Die Studienmedikationen wurden jeweils einmal täglich über 24 Wochen oral gegeben. Primärer Studienendpunkt war der Anteil der Patienten, der in Woche 12 eine American College of Rheumatology 20%(ACR20)-Antwort zeigte. Die ACR20-Antwort bedeutet eine Reduktion von 20% in der Anzahl der empfindlichen und geschwollenen Gelenke sowie eine Verbesserung von 20% oder mehr in verschiedenen ACR-Messgrößen.

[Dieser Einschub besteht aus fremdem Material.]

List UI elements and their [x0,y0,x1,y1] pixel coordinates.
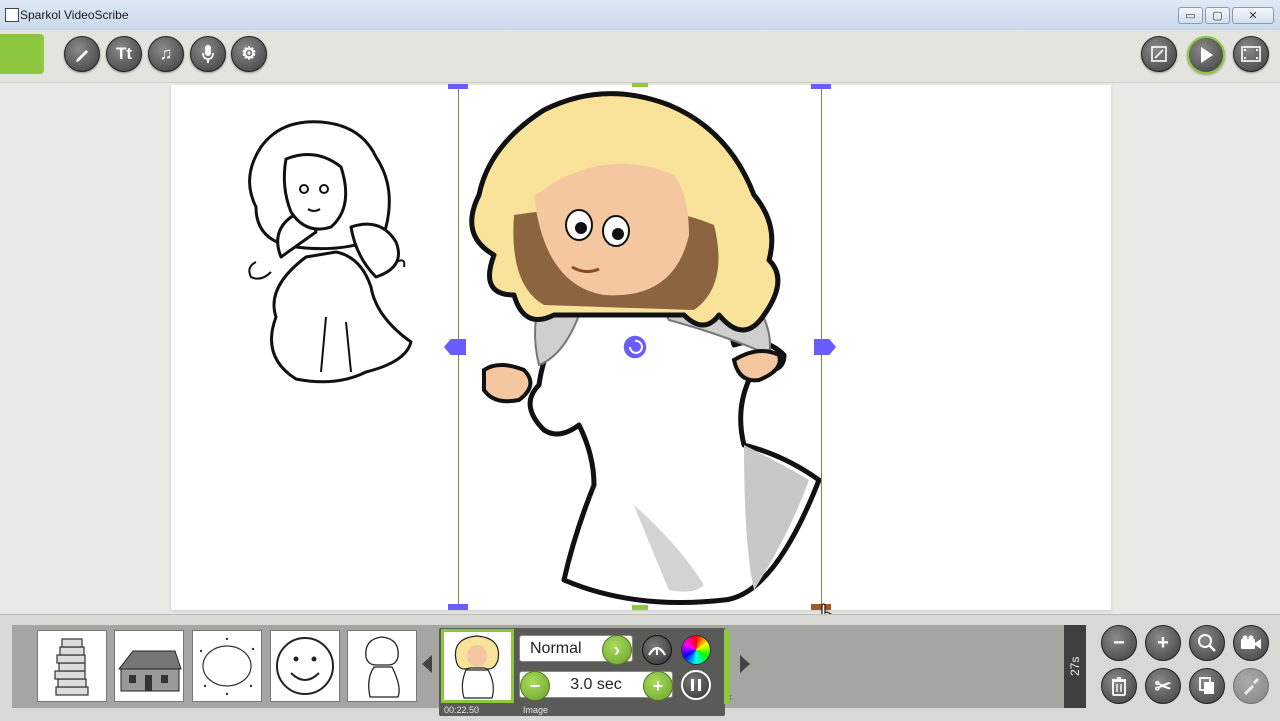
zoom-out-icon: − [1113,631,1125,654]
pencil-icon [73,45,91,63]
timeline-thumb-books[interactable] [37,630,107,702]
timeline-scroll-left[interactable] [422,655,432,673]
zoom-out-button[interactable]: − [1101,625,1137,661]
zoom-fit-button[interactable] [1189,625,1225,661]
settings-button[interactable]: ⚙ [231,36,267,72]
timeline-scroll-right[interactable] [740,655,750,673]
element-type: Image [523,705,549,715]
main-toolbar: Tt ♫ ⚙ [0,30,1280,83]
camera-position-button[interactable] [1141,36,1177,72]
zoom-in-icon: + [1157,631,1169,654]
copy-icon [1198,676,1216,696]
set-camera-icon [1240,635,1262,651]
decrease-duration-button[interactable]: − [520,671,550,701]
dotted-circle-icon [199,637,255,696]
timeline-thumb-circle[interactable] [192,630,262,702]
gear-icon: ⚙ [241,44,257,63]
add-text-button[interactable]: Tt [106,36,142,72]
play-icon [1198,46,1214,64]
cottage-icon [117,650,182,692]
angel-sketch-icon [365,636,400,698]
delete-icon [1111,676,1127,696]
increase-duration-button[interactable]: + [643,671,673,701]
minus-icon: − [529,675,541,696]
paste-button[interactable] [1233,668,1269,704]
color-picker-button[interactable] [681,635,711,665]
render-video-button[interactable] [1233,36,1269,72]
transition-value: Normal [530,640,582,657]
selection-handle-top-left[interactable] [448,84,468,89]
timeline-thumb-angel-sketch[interactable] [347,630,417,702]
render-video-icon [1241,45,1261,63]
window-title: Sparkol VideoScribe [20,8,129,22]
total-duration: 27s [1064,625,1086,708]
text-icon: Tt [115,44,133,63]
camera-position-icon [1150,45,1168,63]
maximize-button[interactable]: ▢ [1205,7,1230,24]
window-title-bar: Sparkol VideoScribe ▭ ▢ ✕ [0,0,1280,31]
minimize-button[interactable]: ▭ [1178,7,1203,24]
duration-value: 3.0 sec [570,676,622,693]
angel-color-image[interactable] [454,85,834,610]
pause-button[interactable] [681,670,711,700]
selection-handle-bottom-left[interactable] [448,604,468,610]
app-icon [5,8,19,22]
total-duration-value: 27s [1068,656,1082,677]
angel-sketch-image[interactable] [236,117,421,387]
hand-icon [648,643,666,657]
rotate-handle[interactable] [622,334,648,360]
close-button[interactable]: ✕ [1232,7,1274,24]
delete-button[interactable] [1101,668,1137,704]
move-hand-button[interactable] [642,635,672,665]
plus-icon: + [652,675,664,696]
stack-of-books-icon [54,638,89,696]
music-icon: ♫ [159,44,173,63]
microphone-icon [200,44,216,64]
zoom-in-button[interactable]: + [1145,625,1181,661]
home-tab[interactable] [0,34,44,74]
window-controls: ▭ ▢ ✕ [1176,7,1274,24]
timeline-thumb-angel-selected[interactable] [441,629,514,703]
copy-button[interactable] [1189,668,1225,704]
angel-color-icon [454,635,500,699]
pause-icon [690,678,702,692]
add-music-button[interactable]: ♫ [148,36,184,72]
set-camera-button[interactable] [1233,625,1269,661]
paste-icon [1242,677,1260,695]
play-button[interactable] [1187,36,1225,74]
chevron-right-icon: › [614,639,620,660]
add-image-button[interactable] [64,36,100,72]
selection-handle-top-right[interactable] [811,84,831,89]
selection-handle-bottom[interactable] [632,605,648,610]
smiley-face-icon [276,637,334,695]
record-voice-button[interactable] [190,36,226,72]
selection-handle-top[interactable] [632,83,648,87]
timeline-thumb-cottage[interactable] [114,630,184,702]
zoom-fit-icon [1197,633,1217,653]
cut-button[interactable]: ✂ [1145,668,1181,704]
selected-element-marker [724,630,730,704]
element-time: 00:22.50 [444,705,480,715]
scribe-canvas[interactable] [171,85,1111,610]
cut-icon: ✂ [1154,675,1172,698]
timeline-thumb-smiley[interactable] [270,630,340,702]
next-transition-button[interactable]: › [602,635,632,665]
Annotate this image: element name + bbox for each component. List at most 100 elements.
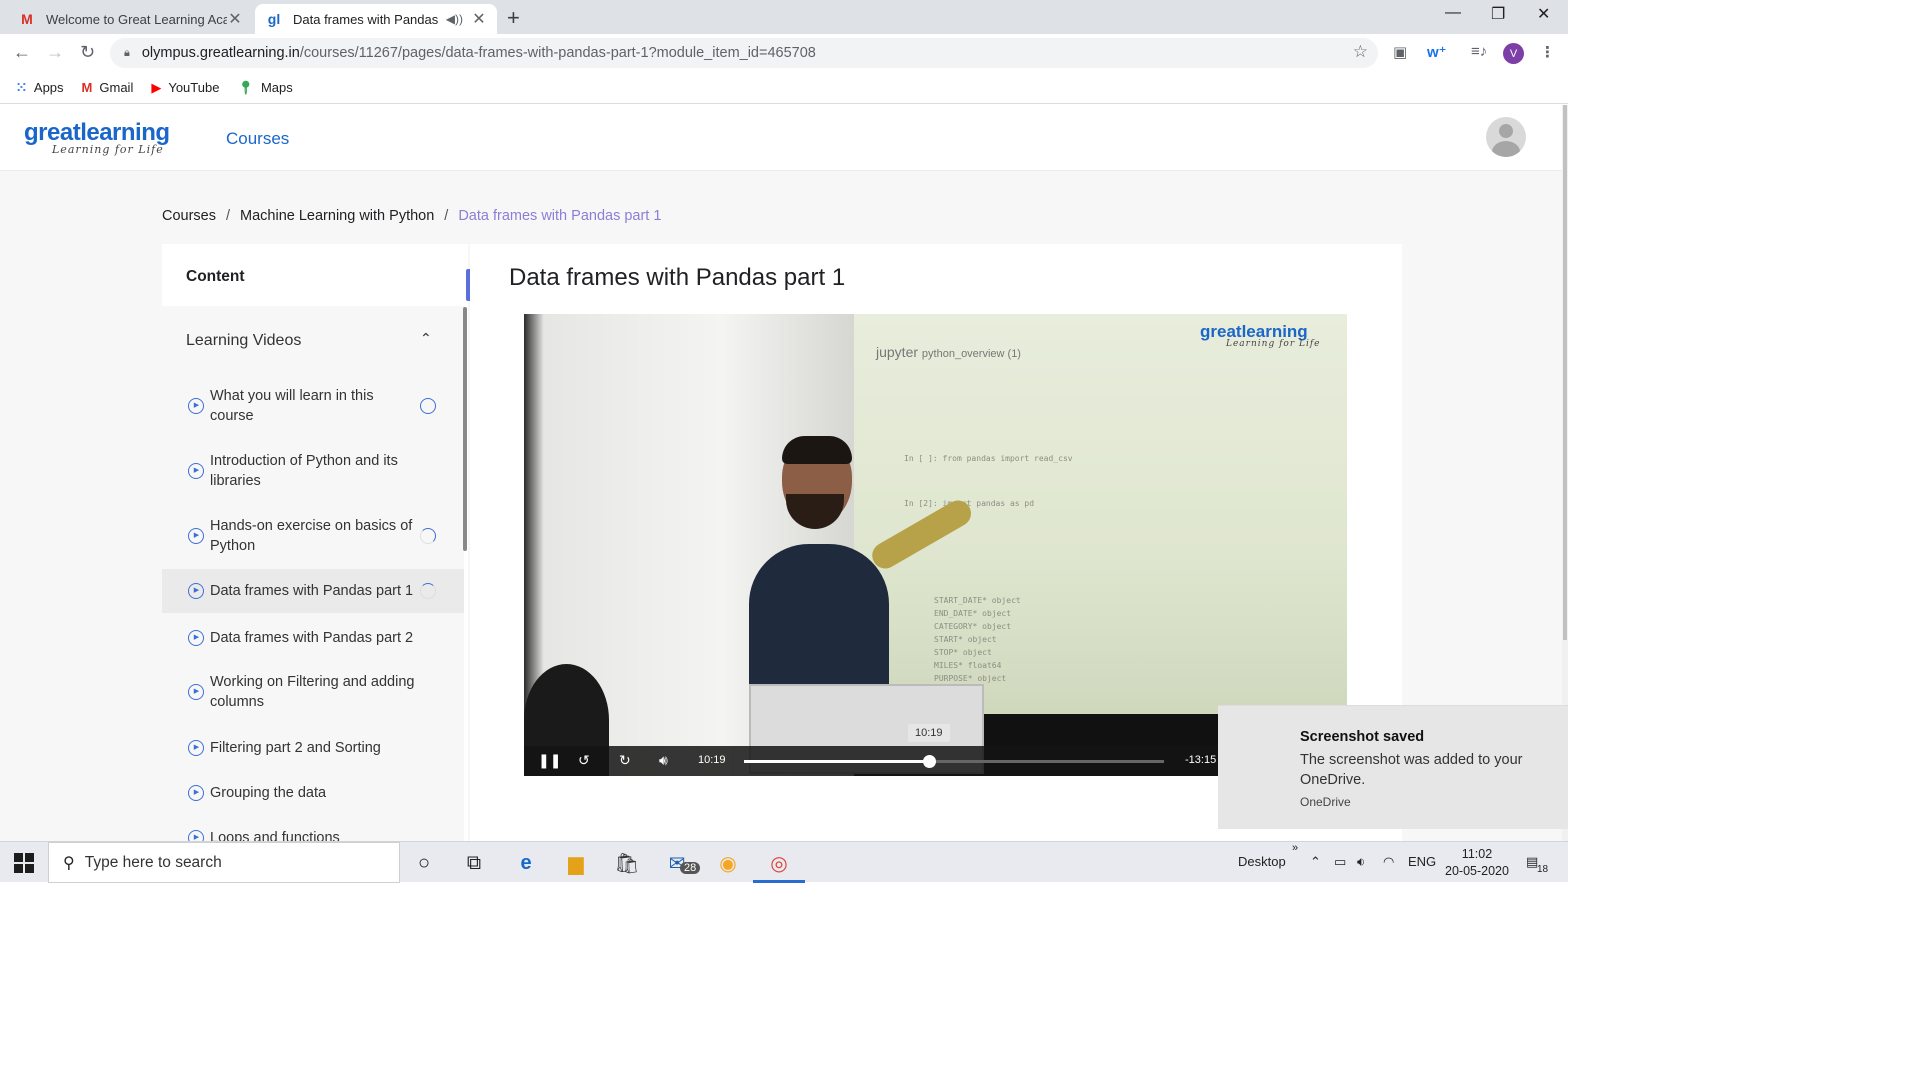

Zu den wichtigsten zählen:

  • die Health Assessment Questionnaire-Disabilitiy Index-Punktezahl (HAQ-DI), mit der die Patienten ihre körperlichen Funktionen beurteilen,
  • der 28 Punkte umfassende Disease Activity Score (DAS28-CRP), eine Krankheitsaktivitätsskala, die auf der Konzentration an C-reaktivem Protein basiert,
  • eine vereinfachte Krankheitsaktivitäts-Indexskala (SDAI) von 3,3 oder weniger (auf einer Skala von 0,1 bis 86,0; wobei eine Punktezahl von 3,3 oder weniger eine Remission bedeutet).

Die Vergleiche mit Placebo wurden zuerst mit der 4-mg-Dosis von Baricitinib und anschließend mit der 2-mg-Dosis durchgeführt.

Studienergebnis

Signifikant mehr Patienten, die mit 4 mg Baricitinib behandelt wurden, erreichten eine ACR20-Antwort im Vergleich zu Probanden unter Placebo (55% versus 27%; p<0,001).

Auch auf der DAS28-CRP und der HAQ-DI-Punkteskala erzielten Personen aus dem 4-mg-Baricitinib-Arm signifikant größere Verbesserungen in Woche 12 im Vergleich zu Placebo-Empfängern (p<0,001 für beide Vergleiche). Auf der SDAI-Punkteskala von 3,3 oder weniger konnte allerdings kein wesentlicher Unterschied zwischen der 4-mg-Dosis von Baricitinib und Placebo festgestellt werden.

Subgruppenanalysen ergaben keine deutlichen Hinweise auf unterschiedliche Behandlungseffekte im Hinblick auf die Anzahl oder den Typus der zuvor eingesetzten biologischen DMARDs.

Während der 24-wöchigen Behandlungsperiode traten unter der 2-mg- und 4-mg-Baricitinib-Dosis häufiger unerwünschte Ereignisse auf als mit Placebo (71% beziehungsweise 77% gegenüber 64%), einschließlich Infektionen (44% und 40% versus 31%). Schwere Nebenwirkungen wurden in den drei Behandlungsgruppen mit einer Häufigkeit von 4%, 10% und 7% beobachtet. In der 4-mg-Baricitinib-Gruppe ereigneten sich zwei größere kardiovaskuläre Zwischenfälle, darunter ein tödlich verlaufender Schlaganfall; zwei Patienten entwickelten einen nicht-melanomatösen Hauttumor. Außerdem war die Einnahme von Baricitinib mit einem kleinen Rückgang in der Konzentration von Neutrophilen und Anstiegen im Serumcreatinin- und Low Density-Lipoprotein(LDL)-Cholesterol-Spiegel verknüpft.

Fazit der Studienautoren

Die vorliegende Studie belegt die klinische Wirksamkeit einer selektiven Hemmung von JAK1 und JAK2 mit einer einmal täglich oral verabreichten Dosis von Baricitinib bei Patienten mit aktiver rheumatoider Arthritis, die zuvor refraktär war, sowohl gegenüber einer aggressiven Behandlung mit konventionellen synthetischen als auch neueren biologischen DMARDs. Die Behandlungseffekte nach 12 Wochen waren mit der höheren Baricitinib-Dosis von 4 mg größer als mit der 2-mg-Dosis. Die Nebenwirkungen von Baricitinib umfassten leichtere Infektionen sowie abnorme Laborergebnisse im Hinblick auf LDL-Cholesterol- und Creatininspiegel, die aber nicht zu einem Therapieabbruch führten. Der Behandlungserfolg von Baricitinib war unabhängig von der Anzahl und dem Typus der zuvor eingesetzten Medikamente. Die Aufgabe weiterer Studien ist es nun, die Langzeitwirksamkeit und Sicherheit des selektiven JAK1- und JAK2-Inhibitors näher zu untersuchen.

Quelle

Genovese MC, et al. Baricitinib in patients with refractory rheumatoid arthritis. N Engl J Med 2016;374:1243–52.